It is not often that China defends the rights of whistleblowers against the state and America finds itself defensive about internet freedom. That precisely is what Edward Snowden, the young American who has exposed the expansive cyber espionage activities of the National Security Agency in the United States against its own citizens and the rest of the world, has achieved.
Americans are calling Snowden a "traitor" and the Chinese media is heralding him as a "hero." Whether he is a Chinese spy or simply a "useful idiot" in Beijing's cyber war with Washington, Snowden has sharpened the terms of the debate on cyber issues within major nations and between them.
The ever expanding flows of information in cyberspace and the determination of states to collect, process and exploit them has raised new questions about the traditional tension between liberty and security within nations. While finding a balance between the two imperatives in the information age is quite a challenge even in robust democracies, the Snowden affair has equal salience for great power relations, especially between Washington and Beijing. That in turn has a host of implications for lesser powers like India.
For quite some time now, the United States has made a big deal out of Chinese spying in the cyber domain. The charges included stealing secrets of the large American corporations and hacking into the US.. and Western defense establishments. Major U.S. media outlets like the New York Times and the Washington Post have had frontpage exclusives on Chinese cyber attacks on US entities. Beijing, in response, has been saying that it is not alone and that the United States has an even larger cyber espionage program against China. Snowden has now made the point for Beijing.
"Internet freedom" has been a major slogan for the United States as it charged China and Russia of using cyber control to pursue internal repression and limit personal freedoms. Beijing is now relishing the opportunity to accuse America of double standards, and underline the moral equivalence between the two powers.
While the Snowden affair is unlikely to end the ideological arguments on freedom and democracy between Washington and Beijing, it brings into focus a consequential power play in cyberspace between China and America. Washington and Beijing are investing massively in building their cyber capabilities, both defensive and offensive. Both recognize the centrality of cyberspace for future warfare—economic, political and military. For the moment at least, it is a no-holds-barred contestation.
At the informal California summit between Presidents Barack Obama and Xi Jinping earlier this month, there was much focus on cyber security issues. Reports on the summit said Obama pressed hard on the issue, but Xi was not defensive at all and pushed back. While they circle each other in cyberspace, Washington and Beijing might sit down, sooner than later, to work out an agreed set of rules for managing their conflict in the new domain. This process will be similar to the nuclear arms control negotiations in the Cold War between the US and the erstwhile Soviet Union that defined the terms of mutual deterrence and circumscribed the options for the rest of the world, including India.

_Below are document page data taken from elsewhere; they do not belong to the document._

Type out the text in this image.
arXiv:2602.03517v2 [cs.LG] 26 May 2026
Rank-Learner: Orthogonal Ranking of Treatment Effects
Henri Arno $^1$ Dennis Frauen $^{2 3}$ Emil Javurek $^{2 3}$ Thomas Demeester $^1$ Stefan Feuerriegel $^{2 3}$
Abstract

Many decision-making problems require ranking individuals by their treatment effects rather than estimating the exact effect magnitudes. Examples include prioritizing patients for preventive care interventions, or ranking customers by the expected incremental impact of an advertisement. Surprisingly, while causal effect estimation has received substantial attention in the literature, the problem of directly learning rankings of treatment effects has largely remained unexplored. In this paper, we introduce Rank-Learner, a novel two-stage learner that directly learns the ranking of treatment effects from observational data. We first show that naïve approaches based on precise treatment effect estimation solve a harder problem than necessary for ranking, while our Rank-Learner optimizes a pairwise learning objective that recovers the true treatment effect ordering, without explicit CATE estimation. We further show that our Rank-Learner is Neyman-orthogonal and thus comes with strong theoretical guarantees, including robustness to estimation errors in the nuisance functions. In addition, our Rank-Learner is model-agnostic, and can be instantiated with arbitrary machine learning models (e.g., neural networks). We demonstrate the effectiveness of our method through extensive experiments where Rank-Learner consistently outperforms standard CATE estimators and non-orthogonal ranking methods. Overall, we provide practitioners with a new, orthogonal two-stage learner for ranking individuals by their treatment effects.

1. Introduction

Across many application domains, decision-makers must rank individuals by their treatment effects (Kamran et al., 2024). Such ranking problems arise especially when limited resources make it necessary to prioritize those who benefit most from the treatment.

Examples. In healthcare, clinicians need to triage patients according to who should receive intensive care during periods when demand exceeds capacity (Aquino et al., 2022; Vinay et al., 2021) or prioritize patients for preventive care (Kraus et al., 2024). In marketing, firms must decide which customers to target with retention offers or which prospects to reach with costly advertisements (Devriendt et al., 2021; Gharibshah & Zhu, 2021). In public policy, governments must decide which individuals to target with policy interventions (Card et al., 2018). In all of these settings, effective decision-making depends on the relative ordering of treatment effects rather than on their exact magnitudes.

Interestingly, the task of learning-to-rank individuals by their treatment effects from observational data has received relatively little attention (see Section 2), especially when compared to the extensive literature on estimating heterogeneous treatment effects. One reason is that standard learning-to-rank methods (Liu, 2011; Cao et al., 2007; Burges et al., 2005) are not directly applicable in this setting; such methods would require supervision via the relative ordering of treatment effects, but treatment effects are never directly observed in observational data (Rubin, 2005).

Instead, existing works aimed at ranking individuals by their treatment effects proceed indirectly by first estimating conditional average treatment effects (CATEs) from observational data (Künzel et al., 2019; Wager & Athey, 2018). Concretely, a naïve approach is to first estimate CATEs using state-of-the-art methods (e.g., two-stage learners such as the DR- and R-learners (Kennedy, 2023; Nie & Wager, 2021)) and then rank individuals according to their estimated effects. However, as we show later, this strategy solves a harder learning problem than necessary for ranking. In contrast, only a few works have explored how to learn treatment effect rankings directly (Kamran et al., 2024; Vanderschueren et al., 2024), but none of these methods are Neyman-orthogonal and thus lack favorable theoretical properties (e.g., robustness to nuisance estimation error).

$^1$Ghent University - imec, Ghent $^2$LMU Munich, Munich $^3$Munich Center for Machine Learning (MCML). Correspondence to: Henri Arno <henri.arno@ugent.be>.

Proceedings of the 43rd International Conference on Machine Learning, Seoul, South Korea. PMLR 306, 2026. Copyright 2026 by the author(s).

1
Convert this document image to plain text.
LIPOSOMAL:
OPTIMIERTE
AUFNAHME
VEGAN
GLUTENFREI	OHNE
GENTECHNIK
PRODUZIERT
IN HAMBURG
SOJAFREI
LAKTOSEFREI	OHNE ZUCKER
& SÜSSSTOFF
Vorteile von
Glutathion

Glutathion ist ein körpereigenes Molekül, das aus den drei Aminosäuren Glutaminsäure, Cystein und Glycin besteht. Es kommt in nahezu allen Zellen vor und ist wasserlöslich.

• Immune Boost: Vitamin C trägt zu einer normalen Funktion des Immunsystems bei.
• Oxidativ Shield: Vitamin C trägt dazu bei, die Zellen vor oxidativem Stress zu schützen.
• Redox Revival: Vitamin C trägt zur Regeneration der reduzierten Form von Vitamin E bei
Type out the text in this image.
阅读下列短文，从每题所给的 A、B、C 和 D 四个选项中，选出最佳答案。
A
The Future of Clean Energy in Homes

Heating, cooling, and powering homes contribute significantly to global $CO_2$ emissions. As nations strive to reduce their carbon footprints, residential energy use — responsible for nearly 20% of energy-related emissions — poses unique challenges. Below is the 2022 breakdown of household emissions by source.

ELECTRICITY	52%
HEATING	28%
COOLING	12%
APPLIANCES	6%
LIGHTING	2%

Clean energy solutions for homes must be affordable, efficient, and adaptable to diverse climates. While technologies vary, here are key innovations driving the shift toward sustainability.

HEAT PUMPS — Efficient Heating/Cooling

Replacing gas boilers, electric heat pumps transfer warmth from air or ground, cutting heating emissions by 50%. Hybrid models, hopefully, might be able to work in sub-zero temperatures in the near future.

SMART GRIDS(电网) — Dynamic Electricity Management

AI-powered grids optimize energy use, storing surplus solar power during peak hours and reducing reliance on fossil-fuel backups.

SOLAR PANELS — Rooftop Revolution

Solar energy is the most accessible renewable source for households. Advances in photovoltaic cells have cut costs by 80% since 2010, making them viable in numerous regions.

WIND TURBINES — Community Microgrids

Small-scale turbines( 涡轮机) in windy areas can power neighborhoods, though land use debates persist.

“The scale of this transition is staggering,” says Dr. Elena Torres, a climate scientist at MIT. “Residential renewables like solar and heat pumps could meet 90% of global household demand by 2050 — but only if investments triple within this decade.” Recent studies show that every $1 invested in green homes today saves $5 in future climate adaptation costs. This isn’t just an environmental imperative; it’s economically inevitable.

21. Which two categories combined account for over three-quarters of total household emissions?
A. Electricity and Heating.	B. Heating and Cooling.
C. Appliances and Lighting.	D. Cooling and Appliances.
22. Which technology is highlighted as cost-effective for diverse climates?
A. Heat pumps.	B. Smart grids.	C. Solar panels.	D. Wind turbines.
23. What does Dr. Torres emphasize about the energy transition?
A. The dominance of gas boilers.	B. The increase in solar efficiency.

Delhi's response to the Snowden affair has been low-key; rightly so. For moral posturing on cyber espionage is not going to get India too far. Spying is central to statecraft, since the earliest times. Nor was it ever limited to targeting adversaries; spying never excluded friends. Only the technological environment has changed.
There will be much that the Indian security establishment will have to do in coping with the new challenges arising from Sino-American confrontation and possible collaboration in cyberspace. India's ability to influence the new geopolitics of cyberspace will depend entirely on the capabilities it builds. While Delhi has apparently been getting its act together on cyber security in recent years, few are willing to wager that India is up to speed with America and China.
The UPA government needs to take Parliament and the public into confidence on how it plans to stay abreast of the global developments in cyber warfare. Mere statements that Delhi is doing what it needs to are not reassuring enough.